- Date: 6 – 11 March
- Edition: 10th
- Draw: 32S / 16D
- Prize money: $50,000+H
- Surface: Red clay
- Location: Santiago, Chile

Champions

Singles
- Rogério Dutra Silva

Doubles
- Marcelo Tomás Barrios Vera / Nicolás Jarry
| Challenger ATP Cachantún Cup |

= 2017 Challenger ATP Cachantún Cup =

The 2017 Challenger ATP Cachantún Cup was a professional tennis tournament played on red clay courts. It was the 10th edition of the tournament which will be part of the 2017 ATP Challenger Tour. It took place in Santiago, Chile between 6 and 11 March 2017.
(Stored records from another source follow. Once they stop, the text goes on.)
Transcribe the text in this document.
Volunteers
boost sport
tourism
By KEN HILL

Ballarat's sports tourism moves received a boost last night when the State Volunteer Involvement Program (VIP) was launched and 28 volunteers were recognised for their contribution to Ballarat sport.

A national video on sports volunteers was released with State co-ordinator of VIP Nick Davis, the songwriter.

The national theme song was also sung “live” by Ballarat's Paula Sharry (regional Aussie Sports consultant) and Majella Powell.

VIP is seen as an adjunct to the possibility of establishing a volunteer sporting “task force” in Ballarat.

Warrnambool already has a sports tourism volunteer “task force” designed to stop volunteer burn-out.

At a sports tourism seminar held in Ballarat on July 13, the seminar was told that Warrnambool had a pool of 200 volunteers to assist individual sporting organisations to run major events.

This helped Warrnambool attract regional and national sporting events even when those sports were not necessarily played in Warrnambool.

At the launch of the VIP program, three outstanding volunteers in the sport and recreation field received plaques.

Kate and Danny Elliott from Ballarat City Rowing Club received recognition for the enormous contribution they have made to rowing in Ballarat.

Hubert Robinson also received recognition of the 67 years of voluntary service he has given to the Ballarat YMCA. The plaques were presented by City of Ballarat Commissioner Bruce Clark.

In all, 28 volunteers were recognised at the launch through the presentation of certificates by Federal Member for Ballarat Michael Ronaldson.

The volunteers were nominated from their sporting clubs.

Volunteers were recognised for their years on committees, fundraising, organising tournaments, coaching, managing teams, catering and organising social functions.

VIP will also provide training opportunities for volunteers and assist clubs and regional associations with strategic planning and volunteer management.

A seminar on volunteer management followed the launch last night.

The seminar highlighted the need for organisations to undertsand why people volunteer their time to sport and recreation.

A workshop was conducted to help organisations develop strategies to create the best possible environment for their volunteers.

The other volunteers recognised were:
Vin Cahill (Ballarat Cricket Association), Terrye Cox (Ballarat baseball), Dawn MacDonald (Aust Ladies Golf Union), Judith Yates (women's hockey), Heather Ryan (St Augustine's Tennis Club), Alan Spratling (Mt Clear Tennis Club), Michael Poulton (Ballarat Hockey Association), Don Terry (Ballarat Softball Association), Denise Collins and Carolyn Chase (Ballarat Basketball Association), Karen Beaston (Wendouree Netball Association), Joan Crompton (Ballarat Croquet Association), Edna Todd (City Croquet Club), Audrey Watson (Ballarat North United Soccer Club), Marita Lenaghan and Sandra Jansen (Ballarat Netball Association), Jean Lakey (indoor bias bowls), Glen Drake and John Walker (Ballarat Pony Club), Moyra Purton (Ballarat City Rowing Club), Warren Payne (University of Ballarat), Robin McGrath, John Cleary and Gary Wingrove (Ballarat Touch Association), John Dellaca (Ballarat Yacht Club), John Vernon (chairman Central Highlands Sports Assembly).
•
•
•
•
==Singles main-draw entrants==

===Seeds===

| Country | Player | Rank^{1} | Seed |
|---|---|---|---|
| BRA | Rogério Dutra Silva | 84 | 1 |
| ARG | Nicolás Kicker | 100 | 2 |
| AUT | Gerald Melzer | 107 | 3 |
| JPN | Taro Daniel | 117 | 4 |
| BEL | Arthur De Greef | 120 | 5 |
| ESP | Íñigo Cervantes | 125 | 6 |
| ITA | Alessandro Giannessi | 127 | 7 |
| BRA | João Souza | 131 | 8 |

- ^{1} Rankings are as of February 27, 2017.

===Other entrants===
The following players received wildcards into the singles main draw:
- CHI Marcelo Tomás Barrios Vera
- CHI Nicolás Jarry
- CHI Hans Podlipnik Castillo
- CHI Matías Soto

The following player received entry using a protected ranking:
- ITA Simone Bolelli

The following players received entry from the qualifying draw:
- BRA Guilherme Clezar
- BOL Hugo Dellien
- SWE Christian Lindell
- PER Juan Pablo Varillas

==Champions==
===Singles===

- BRA Rogério Dutra Silva def. CHI Nicolás Jarry 7–5, 6–3.

===Doubles===

- CHI Marcelo Tomás Barrios Vera / CHI Nicolás Jarry def. ARG Máximo González / ARG Andrés Molteni 6–4, 6–3.